Pillerías registrales

Por Juan Luis Gámez Ortúzar (escrito el 26 de septiembre de 2008)

Que este país llamado España es la cuna de la picaresca, hábitat natural de truhanes y tunantes... (de tramposos vamos, hablando en plata) es algo conocido por todos. Pero lo desconocido es el límite de la fullería, hasta donde es capaz de llegar el ser humano con tal de conseguir su objetivo, sin pensar en las repercusiones que pueden tener sus acciones.

La última de las medidas que he tenido conocimiento es la obligación, impuesta por uno de los Registros de la Propiedad de Marbella (y que supongo será seguido en otros), de depositar una provisión de fondos de 200 € cuando se presenta a inscripción una escritura de cancelación hipotecaria (las cuales, por cierto, deben escasear en esta época de vacas flacas). El motivo es tan lógico como justo y coherente. A saber: alguien que tiene hipotecada una propiedad, tras abonar la deuda al banco (cancelación económica), solicita a éste que proceda con la firma de la escritura de Carta de Pago (cancelación notarial), por lo que esa escritura pública de cancelación hipotecaria se presenta en el Registro de la Propiedad para que se proceda a su inscripción (cancelación registral). Ahora bien, una vez el “interesado” cree que ya ha podido el registrador (o registradora) cancelar la carga, solicita una Nota Simple (que cuesta apenas 3 €) y comprueba que ya se ha procedido a liberar la propiedad de la hipoteca. Y cuando es notificado por la oficina pública que puede retirar (y pagar) su escritura, como su interés está satisfecho al haber procedido con la eliminación del gravamen hipotecario, nunca abonará ni recogerá el documento.





Ahí está la pillería. Y contra eso, los registradores de Marbella (al menos que yo sepa) han procedido con la petición de una provisión de fondos de 200 €, con cargo a los cuales se facturará la escritura (abonando el interesado el resto o devolviendo el remanente si lo hubiera). Aplaudo esta medida anti picaresca.

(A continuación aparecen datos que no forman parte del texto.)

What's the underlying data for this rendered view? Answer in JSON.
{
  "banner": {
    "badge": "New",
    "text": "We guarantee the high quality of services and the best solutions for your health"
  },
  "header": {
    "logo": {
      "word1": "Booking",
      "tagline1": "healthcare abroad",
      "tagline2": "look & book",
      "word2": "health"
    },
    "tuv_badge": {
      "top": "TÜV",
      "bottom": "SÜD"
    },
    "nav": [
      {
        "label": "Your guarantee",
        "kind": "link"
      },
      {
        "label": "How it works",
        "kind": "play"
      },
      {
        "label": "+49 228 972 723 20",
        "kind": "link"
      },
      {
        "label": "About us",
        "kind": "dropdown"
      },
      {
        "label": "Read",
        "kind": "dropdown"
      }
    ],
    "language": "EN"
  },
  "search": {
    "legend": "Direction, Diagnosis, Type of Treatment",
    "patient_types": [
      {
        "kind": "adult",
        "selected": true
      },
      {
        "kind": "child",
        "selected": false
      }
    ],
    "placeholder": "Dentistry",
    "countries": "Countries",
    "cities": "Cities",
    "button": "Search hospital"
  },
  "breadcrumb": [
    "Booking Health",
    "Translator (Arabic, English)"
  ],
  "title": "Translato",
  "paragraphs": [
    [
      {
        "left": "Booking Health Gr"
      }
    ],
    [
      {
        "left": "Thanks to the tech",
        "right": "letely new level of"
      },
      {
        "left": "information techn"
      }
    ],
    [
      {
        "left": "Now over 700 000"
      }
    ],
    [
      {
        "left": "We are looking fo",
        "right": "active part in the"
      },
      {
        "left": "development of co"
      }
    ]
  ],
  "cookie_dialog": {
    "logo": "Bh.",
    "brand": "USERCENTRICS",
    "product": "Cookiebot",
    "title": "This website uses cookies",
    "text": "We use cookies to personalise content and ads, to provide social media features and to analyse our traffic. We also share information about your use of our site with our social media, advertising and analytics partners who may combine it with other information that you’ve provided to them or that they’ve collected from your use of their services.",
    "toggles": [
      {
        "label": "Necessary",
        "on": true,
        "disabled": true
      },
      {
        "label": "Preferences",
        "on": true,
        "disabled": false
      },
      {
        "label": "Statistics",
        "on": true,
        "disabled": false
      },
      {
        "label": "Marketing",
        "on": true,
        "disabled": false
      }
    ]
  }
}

Pero ese hecho me lleva hacer algunas reflexiones: ¿desde que momento se produce una relación jurídica de arrendamiento de servicios entre el presentador de la escritura (o el prestatario de la hipoteca en escritura) y el propio Registro? ¿se puede considerar una deuda el no recoger una escritura sobre la cual se ha producido un encargo (el de inscribir una cancelación en este caso)? ¿podría el registrador reclamar judicialmente a los deudores el pago de los cientos -o miles- de escrituras sin retirar ni pagar que se amontonan en los Registros? ¿es realmente en impagador de ese documento, un moroso? ¿no piensan las personas que cometen estos actos de pillaje que el Registro de la Propiedad es una oficina pública pero un negocio privado a todos los efectos? ¿y no caen en la cuenta que si todos actuáramos como ellos, a lo mejor sobraban oficiales y , auxiliares administrativos en los Registros de la Propiedad? ¿no es comparable ese tipo de acción a salir sin pagar de un restaurante?



Seamos serios y consecuentes con los actos. Y sobre todo, pensemos que esos pocos “duros” (en forma de euros) que algunos se quieren ahorrar ,pueden suponer que otros puedan perder su puesto de trabajo en épocas como las actuales.